On Black Banjo Songsters of North Carolina and Virginia, Cece Conway and Scott Odell have compiled 32 tracks spanning roughly 25 years from some those states’ finest banjoists. The collection—which includes beautiful, detailed liner notes with pictures—is a reminder not only that the banjo is a west African instrument, but that old-time and hillbilly music are equally (if not more) influenced by African-American expressive culture as they are by Scottish and English traditions.

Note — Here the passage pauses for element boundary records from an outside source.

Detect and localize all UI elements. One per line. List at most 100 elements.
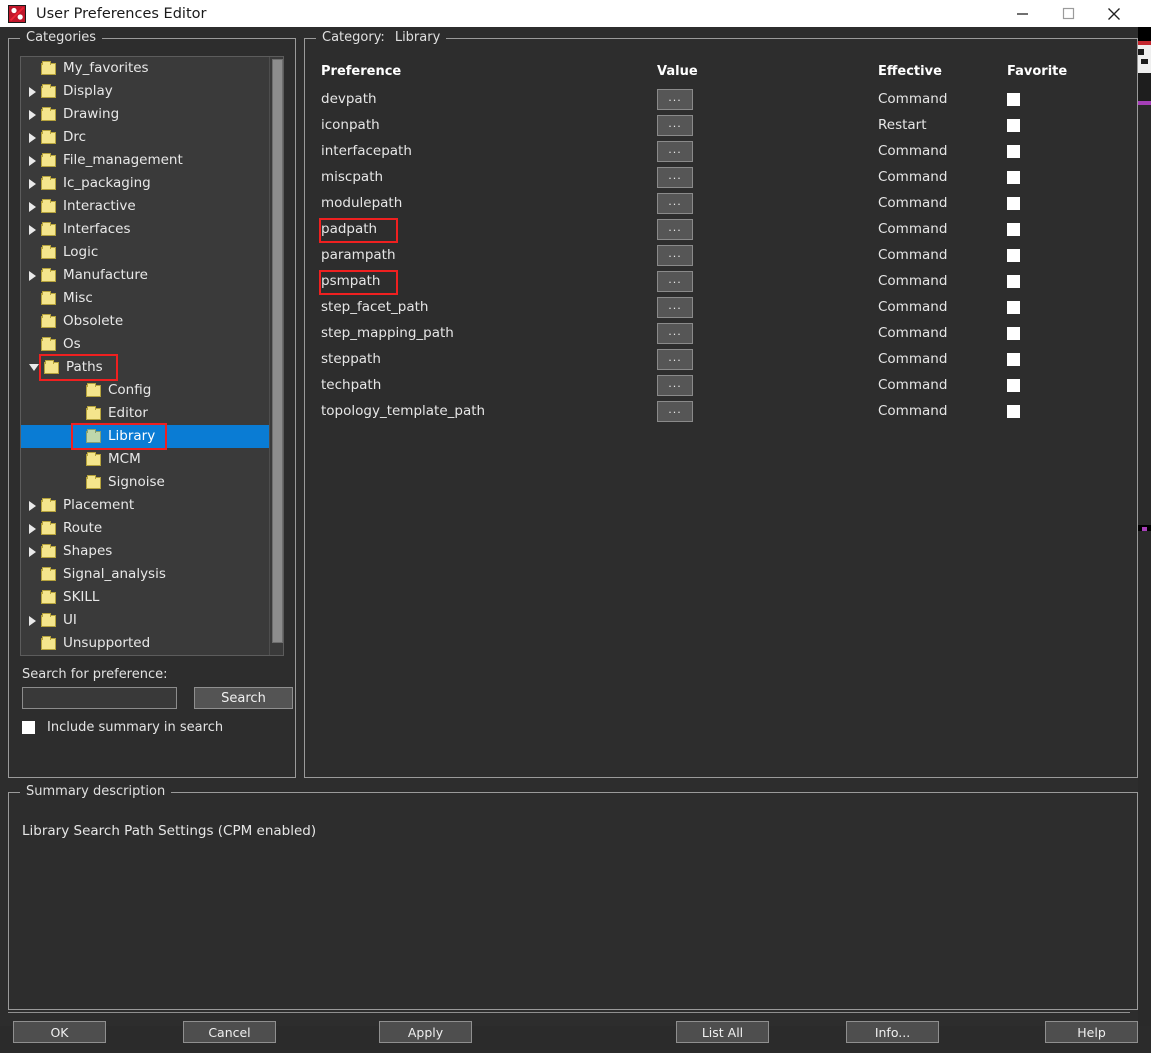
tree-item-interfaces[interactable]: Interfaces (21, 218, 270, 241)
table-row[interactable]: psmpath... Command (317, 269, 1127, 295)
value-browse-button[interactable]: ... (657, 349, 693, 370)
chevron-right-icon[interactable] (29, 86, 36, 97)
tree-item-logic[interactable]: Logic (21, 241, 270, 264)
value-browse-button[interactable]: ... (657, 167, 693, 188)
tree-item-signal_analysis[interactable]: Signal_analysis (21, 563, 270, 586)
favorite-checkbox[interactable] (1007, 353, 1020, 366)
value-browse-button[interactable]: ... (657, 375, 693, 396)
value-browse-button[interactable]: ... (657, 323, 693, 344)
value-browse-button[interactable]: ... (657, 401, 693, 422)
value-browse-button[interactable]: ... (657, 245, 693, 266)
value-cell: ... (657, 323, 693, 344)
tree-item-signoise[interactable]: Signoise (21, 471, 270, 494)
value-browse-button[interactable]: ... (657, 271, 693, 292)
value-browse-button[interactable]: ... (657, 193, 693, 214)
table-row[interactable]: iconpath... Restart (317, 113, 1127, 139)
chevron-right-icon[interactable] (29, 224, 36, 235)
favorite-checkbox[interactable] (1007, 379, 1020, 392)
ok-button[interactable]: OK (13, 1021, 106, 1043)
chevron-right-icon[interactable] (29, 500, 36, 511)
tree-item-display[interactable]: Display (21, 80, 270, 103)
tree-item-unsupported[interactable]: Unsupported (21, 632, 270, 655)
chevron-right-icon[interactable] (29, 201, 36, 212)
table-row[interactable]: modulepath... Command (317, 191, 1127, 217)
table-row[interactable]: steppath... Command (317, 347, 1127, 373)
column-header-favorite: Favorite (1007, 64, 1068, 79)
tree-item-library[interactable]: Library (21, 425, 270, 448)
chevron-right-icon[interactable] (29, 155, 36, 166)
table-row[interactable]: interfacepath... Command (317, 139, 1127, 165)
chevron-right-icon[interactable] (29, 178, 36, 189)
tree-item-editor[interactable]: Editor (21, 402, 270, 425)
table-row[interactable]: devpath... Command (317, 87, 1127, 113)
maximize-button[interactable] (1045, 0, 1091, 27)
favorite-checkbox[interactable] (1007, 145, 1020, 158)
chevron-right-icon[interactable] (29, 109, 36, 120)
table-row[interactable]: step_facet_path... Command (317, 295, 1127, 321)
value-browse-button[interactable]: ... (657, 219, 693, 240)
favorite-checkbox[interactable] (1007, 223, 1020, 236)
cancel-button[interactable]: Cancel (183, 1021, 276, 1043)
include-summary-checkbox[interactable] (22, 721, 35, 734)
favorite-checkbox[interactable] (1007, 327, 1020, 340)
info-button[interactable]: Info... (846, 1021, 939, 1043)
apply-button[interactable]: Apply (379, 1021, 472, 1043)
favorite-checkbox[interactable] (1007, 301, 1020, 314)
tree-item-misc[interactable]: Misc (21, 287, 270, 310)
favorite-checkbox[interactable] (1007, 249, 1020, 262)
categories-tree[interactable]: My_favorites Display Drawing Drc File_manage… (20, 56, 284, 656)
table-row[interactable]: padpath... Command (317, 217, 1127, 243)
chevron-right-icon[interactable] (29, 132, 36, 143)
table-row[interactable]: topology_template_path... Command (317, 399, 1127, 425)
search-input[interactable] (22, 687, 177, 709)
chevron-right-icon[interactable] (29, 546, 36, 557)
value-browse-button[interactable]: ... (657, 297, 693, 318)
table-row[interactable]: techpath... Command (317, 373, 1127, 399)
favorite-checkbox[interactable] (1007, 275, 1020, 288)
folder-icon (41, 60, 56, 75)
value-browse-button[interactable]: ... (657, 115, 693, 136)
favorite-cell (1007, 249, 1020, 262)
tree-item-obsolete[interactable]: Obsolete (21, 310, 270, 333)
chevron-right-icon[interactable] (29, 270, 36, 281)
tree-item-config[interactable]: Config (21, 379, 270, 402)
tree-item-placement[interactable]: Placement (21, 494, 270, 517)
tree-item-ic_packaging[interactable]: Ic_packaging (21, 172, 270, 195)
favorite-checkbox[interactable] (1007, 93, 1020, 106)
tree-item-file_management[interactable]: File_management (21, 149, 270, 172)
chevron-right-icon[interactable] (29, 523, 36, 534)
favorite-checkbox[interactable] (1007, 119, 1020, 132)
include-summary-row[interactable]: Include summary in search (22, 720, 223, 735)
tree-scrollbar-thumb[interactable] (272, 59, 283, 643)
value-browse-button[interactable]: ... (657, 141, 693, 162)
tree-item-interactive[interactable]: Interactive (21, 195, 270, 218)
tree-item-my_favorites[interactable]: My_favorites (21, 57, 270, 80)
help-button[interactable]: Help (1045, 1021, 1138, 1043)
chevron-down-icon[interactable] (29, 364, 39, 371)
favorite-checkbox[interactable] (1007, 197, 1020, 210)
tree-item-drc[interactable]: Drc (21, 126, 270, 149)
search-button[interactable]: Search (194, 687, 293, 709)
tree-item-os[interactable]: Os (21, 333, 270, 356)
tree-item-paths[interactable]: Paths (21, 356, 270, 379)
list-all-button[interactable]: List All (676, 1021, 769, 1043)
tree-item-shapes[interactable]: Shapes (21, 540, 270, 563)
chevron-right-icon[interactable] (29, 615, 36, 626)
table-row[interactable]: parampath... Command (317, 243, 1127, 269)
tree-item-skill[interactable]: SKILL (21, 586, 270, 609)
folder-icon (41, 106, 56, 121)
tree-item-mcm[interactable]: MCM (21, 448, 270, 471)
table-row[interactable]: miscpath... Command (317, 165, 1127, 191)
tree-item-manufacture[interactable]: Manufacture (21, 264, 270, 287)
tree-item-route[interactable]: Route (21, 517, 270, 540)
tree-vertical-scrollbar[interactable] (269, 57, 283, 655)
close-button[interactable] (1091, 0, 1137, 27)
tree-item-label: SKILL (63, 588, 100, 605)
value-browse-button[interactable]: ... (657, 89, 693, 110)
tree-item-ui[interactable]: UI (21, 609, 270, 632)
favorite-checkbox[interactable] (1007, 405, 1020, 418)
minimize-button[interactable] (999, 0, 1045, 27)
table-row[interactable]: step_mapping_path... Command (317, 321, 1127, 347)
tree-item-drawing[interactable]: Drawing (21, 103, 270, 126)
favorite-checkbox[interactable] (1007, 171, 1020, 184)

Black Banjo Songsters features more well-known figures in the world of old-time music—particularly Joe Thompson, Odell Thompson, and Dink Roberts—as well as lesser known musicians like John Snipes and Rufus Kasey. One of this collection’s greatest strengths is that it features multiple versions of particular songs, thereby comparing differences in style from region to region, and community to community. Often, the tracks are placed one after the other, allowing listeners to follow the thread between versions and see how a song becomes a living, breathing entity as it moves across time and space. Songs like “Coo Coo” (also listed later as “Coo Coo Bird”), “Old Corn Liquor,” “John Henry,” and “Georgie Buck” (or “Georgia Buck”) are among the most exciting examples of this kind of musical mapping.
The liner notes on Black Banjo Songsters go far beyond rounding out the album; they interpret, explain, and shape its structure and contents. They also go into great detail about the social and historical context in which the musicians and these songs developed, including the still under-written history of Black banjo music in the United States. Cece Conway and Scott Odell are, after all, two of the most important historians of the banjo, and Conway in particular focuses on Black vernacular music in Appalachia. Ultimately, Black Banjo Songsters is one of the fullest pictures of the contributions of Black banjoists to the folk and popular music of the southeast.